Welcome to At All Costs. Thanks for stopping by, and I hope you enjoy the visit. Of course, writers always hope that, for a lot of reasons, including—dare I say it?—financial ones. In my case, there's also the fact that I love writing (why I do it, after all), and having people buy my books affects me much as a combination of celery and well-rubbed ears affect treecats. Besides, I've grown very, very fond of Lady Harrington over the years. I hope you have, too, and that you feel I've done her justice in this latest book.
I've always seen Honor as a growing, changing individual. The mainstream novels have spanned a period of approximately twenty years as of the end of At All Costs (and taken us twelve years in our own, more plebian real life), and the Honor Harrington of this book isn't the Honor Harrington of On Basilisk Station. She's grown, changed. She's learned things about herself, and grown into new roles and new personae.
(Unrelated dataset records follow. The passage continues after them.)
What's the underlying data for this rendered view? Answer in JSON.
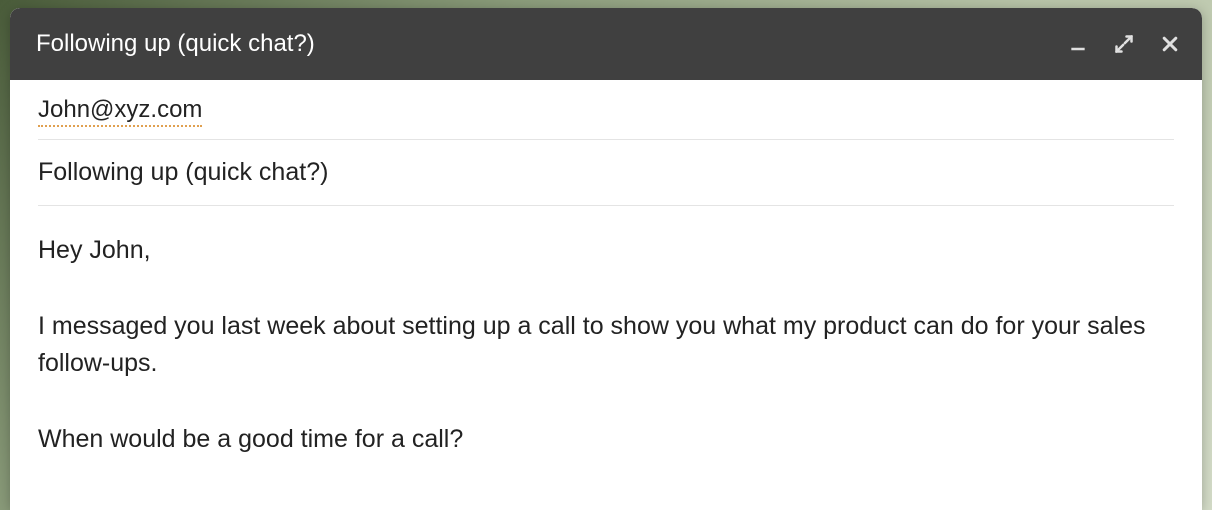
{
  "titlebar": {
    "title": "Following up (quick chat?)"
  },
  "compose": {
    "recipient": "John@xyz.com",
    "subject": "Following up (quick chat?)",
    "greeting": "Hey John,",
    "paragraph1": "I messaged you last week about setting up a call to show you what my product can do for your sales follow-ups.",
    "paragraph2": "When would be a good time for a call?"
  }
}
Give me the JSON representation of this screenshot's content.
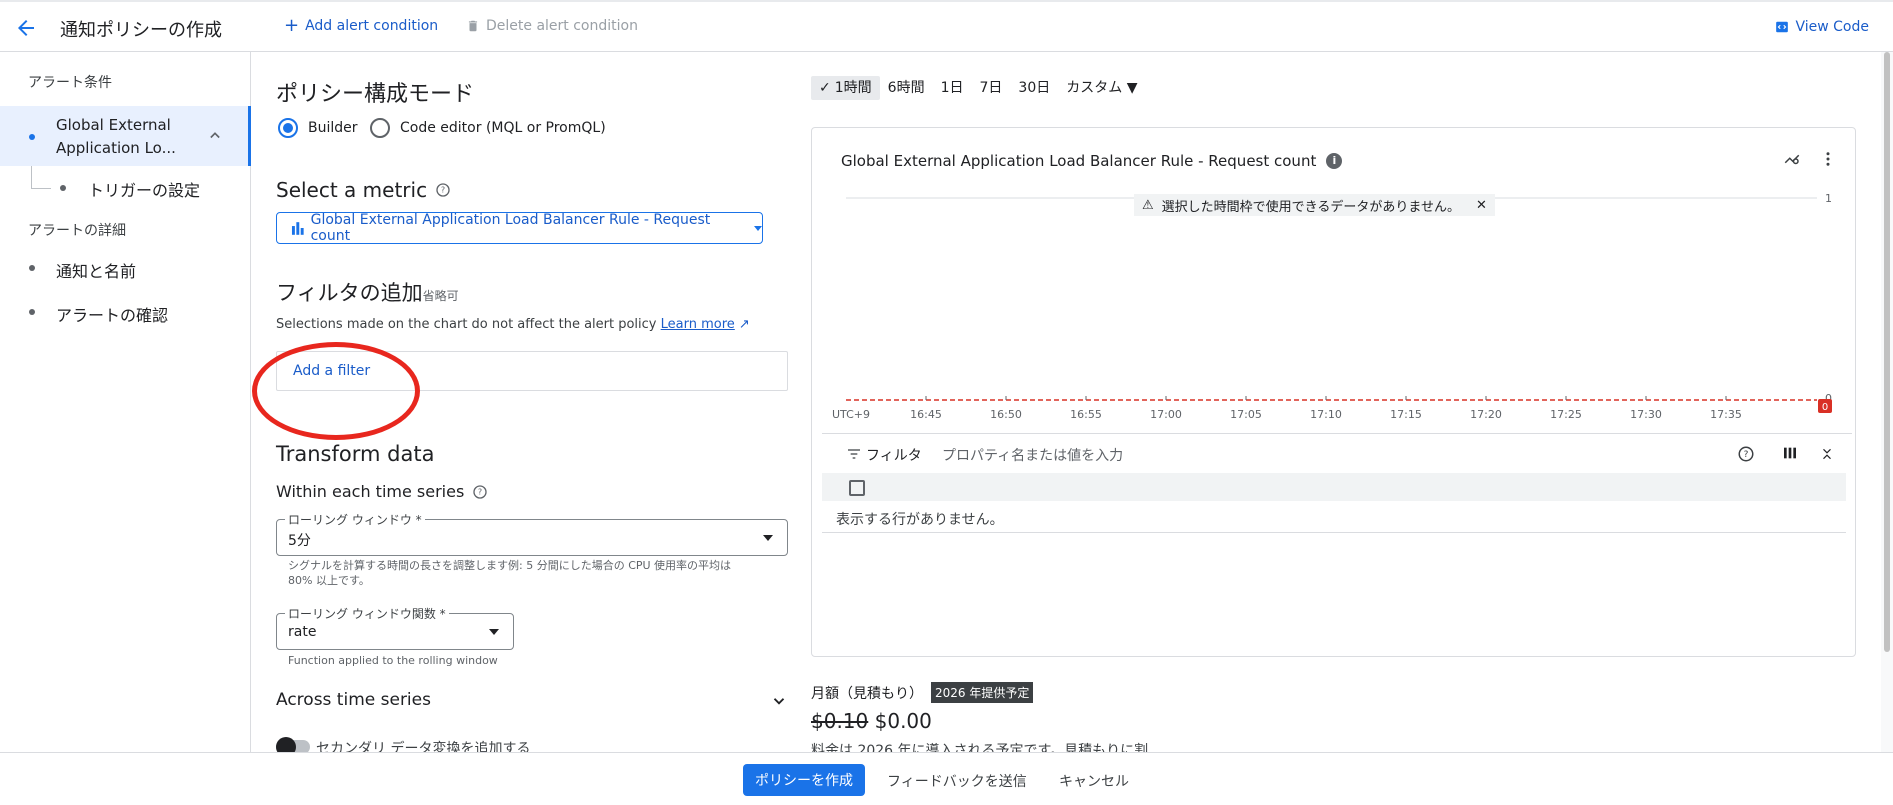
{
  "header": {
    "title": "通知ポリシーの作成",
    "add_condition": "Add alert condition",
    "delete_condition": "Delete alert condition",
    "view_code": "View Code"
  },
  "sidebar": {
    "section1": "アラート条件",
    "selected_item": "Global External Application Lo...",
    "sub_item": "トリガーの設定",
    "section2": "アラートの詳細",
    "items": [
      {
        "label": "通知と名前"
      },
      {
        "label": "アラートの確認"
      }
    ]
  },
  "main": {
    "mode_title": "ポリシー構成モード",
    "mode_options": [
      {
        "label": "Builder",
        "selected": true
      },
      {
        "label": "Code editor (MQL or PromQL)",
        "selected": false
      }
    ],
    "metric_title": "Select a metric",
    "metric_value": "Global External Application Load Balancer Rule - Request count",
    "filter_title": "フィルタの追加",
    "filter_optional": "省略可",
    "filter_hint": "Selections made on the chart do not affect the alert policy",
    "learn_more": "Learn more",
    "add_filter": "Add a filter",
    "transform_title": "Transform data",
    "within_title": "Within each time series",
    "rolling_window_label": "ローリング ウィンドウ *",
    "rolling_window_value": "5分",
    "rolling_window_help": "シグナルを計算する時間の長さを調整します例: 5 分間にした場合の CPU 使用率の平均は 80% 以上です。",
    "rolling_fn_label": "ローリング ウィンドウ関数 *",
    "rolling_fn_value": "rate",
    "rolling_fn_help": "Function applied to the rolling window",
    "across_title": "Across time series",
    "secondary_toggle": "セカンダリ データ変換を追加する"
  },
  "chart": {
    "time_ranges": [
      "1時間",
      "6時間",
      "1日",
      "7日",
      "30日",
      "カスタム"
    ],
    "selected_range": "1時間",
    "title": "Global External Application Load Balancer Rule - Request count",
    "no_data": "選択した時間枠で使用できるデータがありません。",
    "threshold_badge": "0",
    "timezone": "UTC+9",
    "filter_label": "フィルタ",
    "filter_placeholder": "プロパティ名または値を入力",
    "empty_table": "表示する行がありません。"
  },
  "chart_data": {
    "type": "line",
    "title": "Global External Application Load Balancer Rule - Request count",
    "x": [
      "16:45",
      "16:50",
      "16:55",
      "17:00",
      "17:05",
      "17:10",
      "17:15",
      "17:20",
      "17:25",
      "17:30",
      "17:35"
    ],
    "series": [],
    "ylim": [
      0,
      1
    ],
    "y_ticks": [
      "1",
      "0"
    ],
    "threshold": 0,
    "grid": true
  },
  "cost": {
    "label": "月額（見積もり）",
    "badge": "2026 年提供予定",
    "old_price": "$0.10",
    "new_price": "$0.00",
    "note": "料金は 2026 年に導入される予定です。見積もりに割"
  },
  "footer": {
    "create": "ポリシーを作成",
    "feedback": "フィードバックを送信",
    "cancel": "キャンセル"
  },
  "colors": {
    "primary": "#1a73e8",
    "annotation": "#e8271e",
    "threshold": "#d93025"
  }
}
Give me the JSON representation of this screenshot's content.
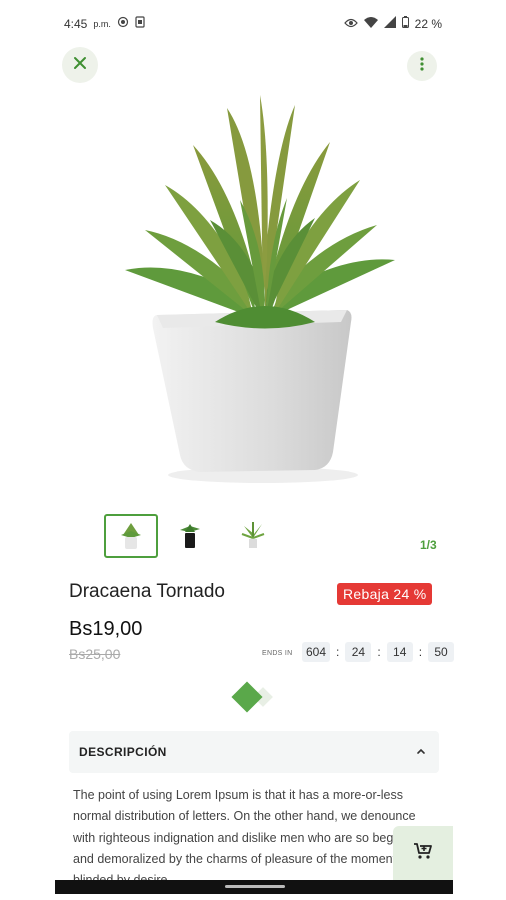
{
  "status_bar": {
    "time": "4:45",
    "ampm": "p.m.",
    "battery": "22 %"
  },
  "product": {
    "name": "Dracaena Tornado",
    "sale_badge": "Rebaja 24 %",
    "price": "Bs19,00",
    "old_price": "Bs25,00",
    "image_counter": "1/3"
  },
  "countdown": {
    "label": "ENDS IN",
    "days": "604",
    "hours": "24",
    "minutes": "14",
    "seconds": "50"
  },
  "description": {
    "header": "DESCRIPCIÓN",
    "text": "The point of using Lorem Ipsum is that it has a more-or-less normal distribution of letters. On the other hand, we denounce with righteous indignation and dislike men who are so beguiled and demoralized by the charms of pleasure of the moment, so blinded by desire"
  },
  "colors": {
    "accent": "#4e9f3d",
    "sale": "#e53935"
  }
}
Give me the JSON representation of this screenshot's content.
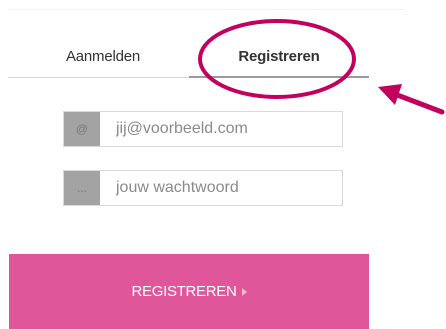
{
  "tabs": {
    "login_label": "Aanmelden",
    "register_label": "Registreren",
    "active": "register"
  },
  "email_field": {
    "addon": "@",
    "placeholder": "jij@voorbeeld.com"
  },
  "password_field": {
    "addon": "...",
    "placeholder": "jouw wachtwoord"
  },
  "submit": {
    "label": "REGISTREREN",
    "icon": "caret-right-icon"
  },
  "annotation": {
    "shape": "ellipse-highlight",
    "pointer": "arrow-icon",
    "color": "#c2005e"
  },
  "colors": {
    "accent": "#e0569a",
    "addon_background": "#a3a3a3"
  }
}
The intensely focused, apolitical naval officer of the first few books has found herself a great noblewoman, a senior admiral, and a confidante of queens and emperors. She's discovered that the reward for accomplishing almost-impossible tasks with skill and integrity is to be set even more impossible tasks. And she's discovered that whatever else may have changed, she remains constitutionally incapable of not stepping up to the challenges which confront her.
Those of you who have been with us from the very beginning have seen her growing and changing, facing those realizations and grappling with them. I think that's a huge part of the reason you've followed the books—because you want to see her continue to grow and change, to deal with the challenges without sacrificing her principles. Frankly, it's one reason I've so enjoyed writing them, as well. Honor is bigger than life, obviously, and yet I think there's a sort of universal resonance there. It's not just her abilities, talents, and skills which draw us to her. It's that she's who we'd like to be, doing the "right things" we want to believe we'd recognize and strive to do beside her.
In At All Costs Honor confronts the greatest challenge of her career to date, commanding the biggest fleet she's ever been handed, in the most critical battles she's ever fought. The fate of the Star Kingdom of Manticore literally hangs on the decisions she makes and the skill with which she executes them. The personal price she pays is high, and the cost in death and destruction is equally terrible. Against that backdrop, her personal life changes at least as fundamentally as the carnage of the warfare she confronts. And this book, coupled with The Shadow of Saganami and Crown of Slaves, marks the beginning of an equally fundamental change in the direction of the entire series—a change which will allow the Honorverse to grow still broader and bring Honor and her friends—and many of her old enemies—together to face still greater challenges and dangers.
I hope you will like this book. I certainly do, although I may, perhaps, not be the most unprejudiced judge in the entire known universe where it's concerned. Be that as it may, my personal judgment is that At All Costs is the best Honor novel at least since Honor Among Enemies or possibly Echoes of Honor, and I hope most of you will agree.